Why is Preventative Maintenance (PM) important?
Much like doing things around your house such as changing your HVAC filters or changing the oil in your car, gear in your facility needs regular maintenance too. By performing PM you are catching issues ahead of time and helping to prevent costly repairs in the future.
PM work scheduling varies depending on type of equipment, age, install date, and past maintenance done. Many times, annual PM work is recommended when possible to go in and check the health of the electrical system. Sometimes this isn’t possible depending on whether the facility has a plant wide or temporary outage. In some larger facilities a top down approach is usually the best way to approach prioritizing PM work on gear. If you were to lose the main distribution gear in your facility, you will likely lose the entire plant, so this is often the best place to start your focus on PM. Sometimes different approaches can be taken by taking down one half of the facility every year and then alternating to the other side the next year.
Some different areas of PM work involve mechanical, electrical, and planning.
Often outages are hard to come by to get everything done that you need. Planning is key here to make sure site walks can be done ahead of time to better understand the scope of work and what steps can be taken. Do we have power available or do we need generators? Are badges and prescreening required? Also, during the site walk equipment will be identified, Lock Out Tag Out (LOTO) procedure will be reviewed, a One-Line should be looked at as well.
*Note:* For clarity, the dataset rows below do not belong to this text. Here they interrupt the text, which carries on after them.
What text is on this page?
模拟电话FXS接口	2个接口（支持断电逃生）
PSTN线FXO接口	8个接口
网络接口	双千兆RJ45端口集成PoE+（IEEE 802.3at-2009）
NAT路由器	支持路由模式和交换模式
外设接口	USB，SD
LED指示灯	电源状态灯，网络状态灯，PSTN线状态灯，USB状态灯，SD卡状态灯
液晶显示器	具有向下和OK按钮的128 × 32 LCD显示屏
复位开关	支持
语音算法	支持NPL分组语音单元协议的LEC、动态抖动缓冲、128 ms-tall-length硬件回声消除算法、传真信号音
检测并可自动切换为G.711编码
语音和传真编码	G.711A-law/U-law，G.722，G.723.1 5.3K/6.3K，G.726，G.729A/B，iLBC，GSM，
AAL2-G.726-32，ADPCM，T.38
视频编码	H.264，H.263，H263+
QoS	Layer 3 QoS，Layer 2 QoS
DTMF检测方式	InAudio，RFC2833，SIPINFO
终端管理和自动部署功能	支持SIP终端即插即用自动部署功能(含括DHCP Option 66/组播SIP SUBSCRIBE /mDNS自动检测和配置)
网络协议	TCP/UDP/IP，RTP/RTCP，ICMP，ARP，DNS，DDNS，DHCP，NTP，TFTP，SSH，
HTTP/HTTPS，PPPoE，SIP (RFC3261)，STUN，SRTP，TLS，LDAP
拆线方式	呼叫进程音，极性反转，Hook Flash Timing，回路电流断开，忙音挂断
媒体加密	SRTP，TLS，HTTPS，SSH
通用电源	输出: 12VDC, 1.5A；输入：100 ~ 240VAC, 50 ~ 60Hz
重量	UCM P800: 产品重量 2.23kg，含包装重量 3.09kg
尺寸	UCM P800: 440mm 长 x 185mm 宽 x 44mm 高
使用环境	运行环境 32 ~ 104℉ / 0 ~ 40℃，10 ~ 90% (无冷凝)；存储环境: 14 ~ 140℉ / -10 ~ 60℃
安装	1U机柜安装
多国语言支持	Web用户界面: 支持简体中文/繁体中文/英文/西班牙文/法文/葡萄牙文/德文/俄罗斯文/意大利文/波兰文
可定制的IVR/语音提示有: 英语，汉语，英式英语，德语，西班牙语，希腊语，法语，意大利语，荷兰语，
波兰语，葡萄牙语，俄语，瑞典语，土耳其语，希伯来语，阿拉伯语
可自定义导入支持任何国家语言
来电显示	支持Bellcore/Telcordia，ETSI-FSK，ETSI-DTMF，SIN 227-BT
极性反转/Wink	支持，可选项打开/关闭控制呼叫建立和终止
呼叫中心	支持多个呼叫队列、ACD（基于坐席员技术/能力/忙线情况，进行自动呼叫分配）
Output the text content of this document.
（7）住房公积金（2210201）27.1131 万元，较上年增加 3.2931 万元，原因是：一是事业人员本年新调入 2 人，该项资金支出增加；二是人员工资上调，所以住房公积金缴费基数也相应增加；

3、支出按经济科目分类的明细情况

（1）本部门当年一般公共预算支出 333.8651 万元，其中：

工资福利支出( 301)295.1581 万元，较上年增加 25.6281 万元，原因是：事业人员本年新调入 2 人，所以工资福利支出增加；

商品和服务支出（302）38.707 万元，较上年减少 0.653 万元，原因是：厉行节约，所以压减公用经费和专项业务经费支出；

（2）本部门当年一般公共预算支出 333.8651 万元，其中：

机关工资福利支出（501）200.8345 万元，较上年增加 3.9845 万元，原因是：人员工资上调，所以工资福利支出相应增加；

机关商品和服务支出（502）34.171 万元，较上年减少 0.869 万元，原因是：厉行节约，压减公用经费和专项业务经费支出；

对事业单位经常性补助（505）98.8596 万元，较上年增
A key piece of any PM on gear is just as simple as general cleaning of the gear with some mild soap and water. This will help keep the equipment looking clean and new as well as help to expose any other issues that might be going on such as rust or other mechanical issues.
Safety and PM work go hand in hand.
All PM should include a good LOTO procedure. Most of the time spent doing a PM is in the prep work. Things like ventilation when a generator is used needs to be taken into consideration. Proper PPE like glasses and cut resistant gloves are important as you will be inside of equipment and potentially grabbing sharp objects. Ergonomics are important as well, as most breakers are in excess of 30lbs each.
When doing some PM work on equipment is always best practice to ensure that the company doing the work is using the correct materials to ensure that the gear is serviced correctly.
Equipment age and obsolescence factors into PM work. The older the equipment the higher the chance for failure. Proper upkeep is critical for gear to keep older gear up and running for a long period of time. Obsolescence plans are important for when OEM stop providing the equipment or spares.
The amount of time needed for PM work depends on the scope of work.
Larger line ups or multiple line ups will take longer than smaller ones. Usually a good rule of thumb is a couple of hours per LV Breaker. This includes cleaning, lubricating, and running the breaker through its paces according to manufacturer’s instructions.
PM work is critical because gear is hundreds of thousands of dollars of investments. Without proper PM, the equipment will not age well and can greatly reduce the life expectancy of the equipment.